Earning a degree in the U.S. costs approximately $19,548 per year, according to The College Board.

However, for Plattsburgh State students trying to save up, they can access several tax deductions.

Students can claim tax breaks while still attending a university or when their loan bills start to arrive, according to an article in College USA Today.

PSUC lecturer of accounting Dean Steria said students should understand that if they get a tax break, it’s the government giving out money. It’s money they’ve been paying all year.

“When people get their weekly paycheck, a federal income tax is withheld,” he said. “At the end of the year, when they file their return, it basically matches everything up. And if people get a refund, that means they’ve overpaid during the year.”

Steria said people have misconceptions about tax breaks. He said he has adults who tell him the government is giving them money back.

“You’ve been letting the government use your money all year interest free,” he said.

Steria said, for this reason, students should reduce federal withholding and students should also set up an automatic deduction in their savings account. He also said they might get a large refund and feel inclined to go spend it, but he encouraged students to save their money.

“Especially if they’re taking out student loans. They can take that money and turn it around and put it back into those loans so they don’t owe as much,” he said. “Because, again, when you borrow the money, interest is accruing.”

Steria said there are specific tax credits students have for tuition.

PSUC sophomore accounting major John Cardullo said the American Opportunity Tax Credit is a great break for students.

The American Opportunity Tax Credit is a dollar for dollar credit up to $2,500. That means for every dollar a person pays in tuition, students can wipe out one dollar in taxes, according to the College USA Today article.

“I don’t have any loans or a job right now. It offsets the first four years of college so it just makes sense for me,” Cardullo said.

He also said he would use the money for his education.

“If it’s a $2,500 tax break, I would want to get a surface laptop because I need it for excell, and I would get a Lynda.com membership,” he said.

Lynda.com is an online video tutorial and training website for students looking to further their knowledge on various subjects, such as computer science or accounting with a yearly payment of $250.

While Cardullo liked the American Opportunity Tax Credit, PSUC sophomore business major Julissa Vera said she would invest in the Student Loan Interest Deduction.

“I feel like the tax break is fair for those who are independent,” she said. “If my income was less than $80,000, then I would get a deduction. I like that they would also deduct $2,500 in interest.”

Vera said if she took out a loan, then she would get a tax break but she said she’d use the money differently than Cardullo.

“I would want to use the money for a humanitarian cause. I’m a business major and I can always gain money, so I would donate it,” she said.

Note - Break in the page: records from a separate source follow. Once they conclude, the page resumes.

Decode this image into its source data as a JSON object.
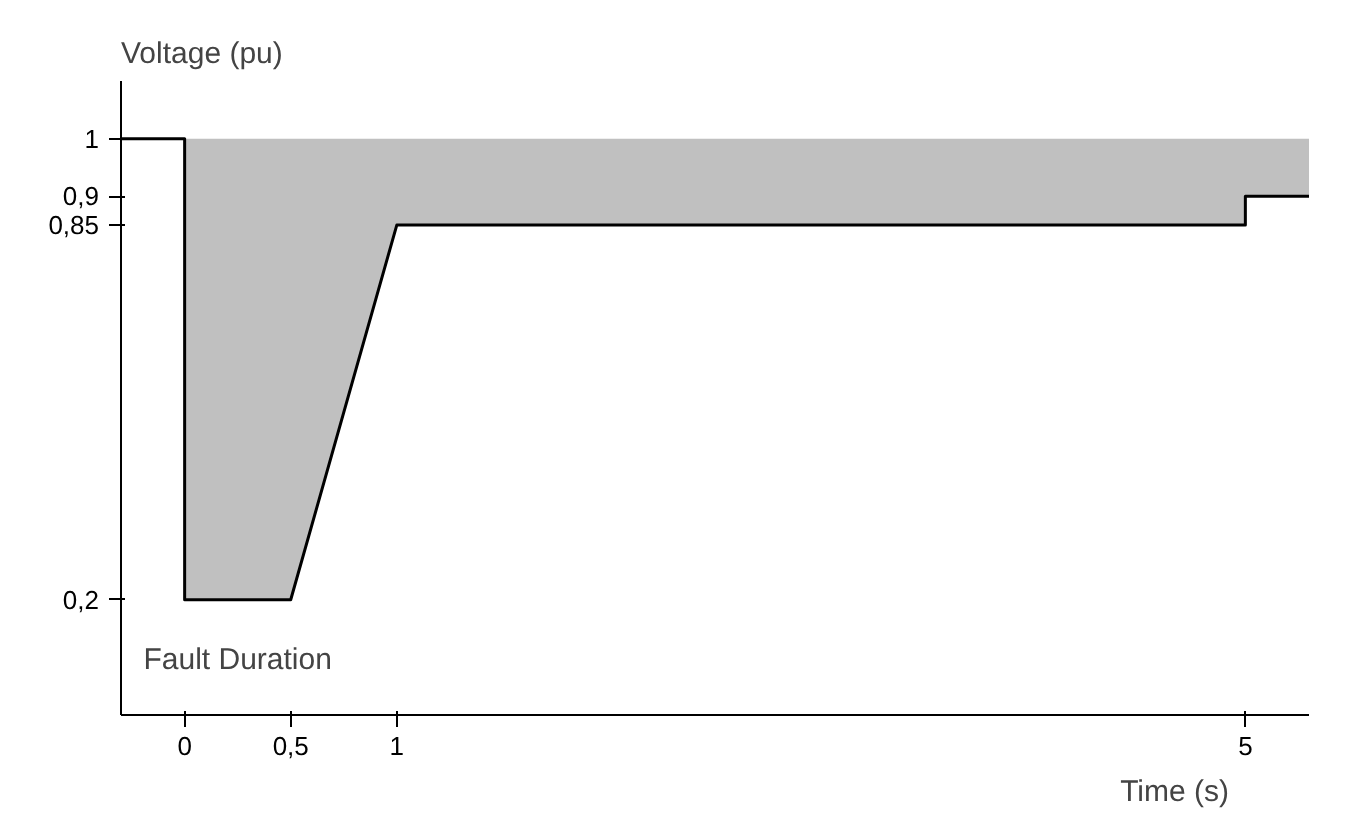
{
  "chart_data": {
    "type": "line",
    "xlabel": "Time (s)",
    "ylabel": "Voltage (pu)",
    "x": [
      -0.3,
      0,
      0,
      0.5,
      1,
      5,
      5,
      5.3
    ],
    "series": [
      {
        "color": "#000000",
        "values": [
          1,
          1,
          0.2,
          0.2,
          0.85,
          0.85,
          0.9,
          0.9
        ],
        "lower": [
          null,
          null,
          0.2,
          0.2,
          0.85,
          0.85,
          0.9,
          0.9
        ],
        "upper": [
          null,
          null,
          1,
          1,
          1,
          1,
          1,
          1
        ]
      }
    ],
    "xlim": [
      -0.3,
      5.3
    ],
    "ylim": [
      0,
      1.1
    ],
    "xticks": [
      0,
      {
        "value": 0.5,
        "label": "0,5"
      },
      1,
      5
    ],
    "yticks": [
      {
        "value": 0.2,
        "label": "0,2"
      },
      {
        "value": 0.85,
        "label": "0,85"
      },
      {
        "value": 0.9,
        "label": "0,9"
      },
      1
    ],
    "annotations": [
      {
        "text": "Fault Duration",
        "x": 0.25,
        "y": 0.2
      }
    ],
    "grid": false,
    "marker": "none",
    "line_style": "solid"
  }
}
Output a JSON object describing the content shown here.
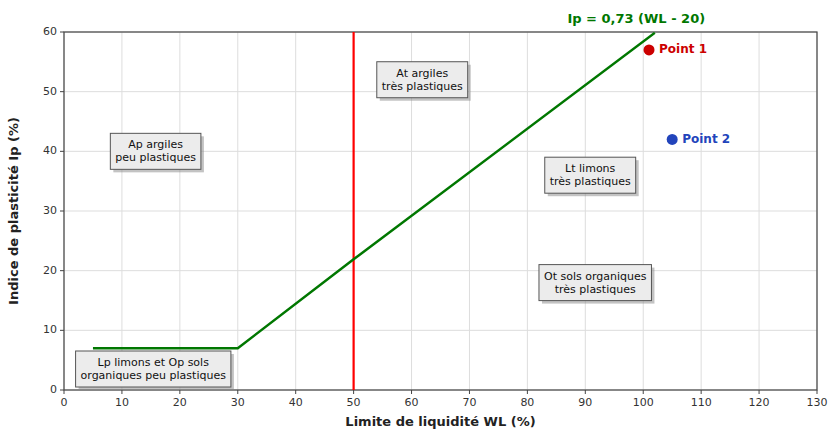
{
  "chart_data": {
    "type": "line",
    "title": "Ip = 0,73 (WL - 20)",
    "x_label": "Limite de liquidité WL (%)",
    "y_label": "Indice de plasticité Ip (%)",
    "xlim": [
      0,
      130
    ],
    "ylim": [
      0,
      60
    ],
    "xticks": [
      0,
      10,
      20,
      30,
      40,
      50,
      60,
      70,
      80,
      90,
      100,
      110,
      120,
      130
    ],
    "yticks": [
      0,
      10,
      20,
      30,
      40,
      50,
      60
    ],
    "grid": true,
    "series": [
      {
        "type": "line",
        "x": [
          5,
          30,
          50,
          102.0
        ],
        "values": [
          7,
          7,
          21.9,
          59.86
        ],
        "color": "#007700"
      },
      {
        "type": "scatter",
        "name": "Point 1",
        "x": [
          101
        ],
        "values": [
          57
        ],
        "color": "#cc0000"
      },
      {
        "type": "scatter",
        "name": "Point 2",
        "x": [
          105
        ],
        "values": [
          42
        ],
        "color": "#2244bb"
      }
    ],
    "vlines": [
      {
        "x": 50,
        "color": "#ff0000"
      }
    ],
    "annotations": [
      {
        "text": "Lp limons et Op sols\norganiques peu plastiques",
        "x": 2,
        "y": 0.3
      },
      {
        "text": "Ap argiles\npeu plastiques",
        "x": 8,
        "y": 40
      },
      {
        "text": "At argiles\ntrès plastiques",
        "x": 54,
        "y": 52
      },
      {
        "text": "Lt limons\ntrès plastiques",
        "x": 83,
        "y": 36
      },
      {
        "text": "Ot sols organiques\ntrès plastiques",
        "x": 82,
        "y": 18
      }
    ]
  }
}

Vera said plenty of students don’t know much about taxes, and they should be more informed about their financial status.

“College students should educate themselves. It can help them if they’re in debt with money. I didn’t know about paying for tuition and the responsibility of paying off loans until I got to college.”

Steria also said that students might not be well-informed as well.

“So you have 18-, 19- and 20-year-olds, who haven’t filed income taxes very long, and it can be very confusing,” he said.

Steria said it’s very expensive to go to an accountant and that tax programs are hit or miss. Steria also said they have to consider what’s best for the individual student.

“Depending on whether they’re a dependent or not. It might be beneficial for the parent to take them instead of the student if the parents are helping out with tuition because they’re getting taxed at a higher rate so anytime you can reduce the amount that they’re getting taxed is going to be a bigger tax saving than if the student were to take them,” he said.

Steria said students should be aware that if they don’t file, they can get hit with substantial penalties even with refunds. He did say that if students don’t have all the pieces to file taxes, they can get an extension.

He said that the idea of a large refund might be nice at first, but students should know they’re giving money interest free to the government yearly.

“Try to do a projection for the next year. When you graduate and then you’re ready to get your first real job, and you start making decent money, you have to be careful that you have enough withheld,” he said.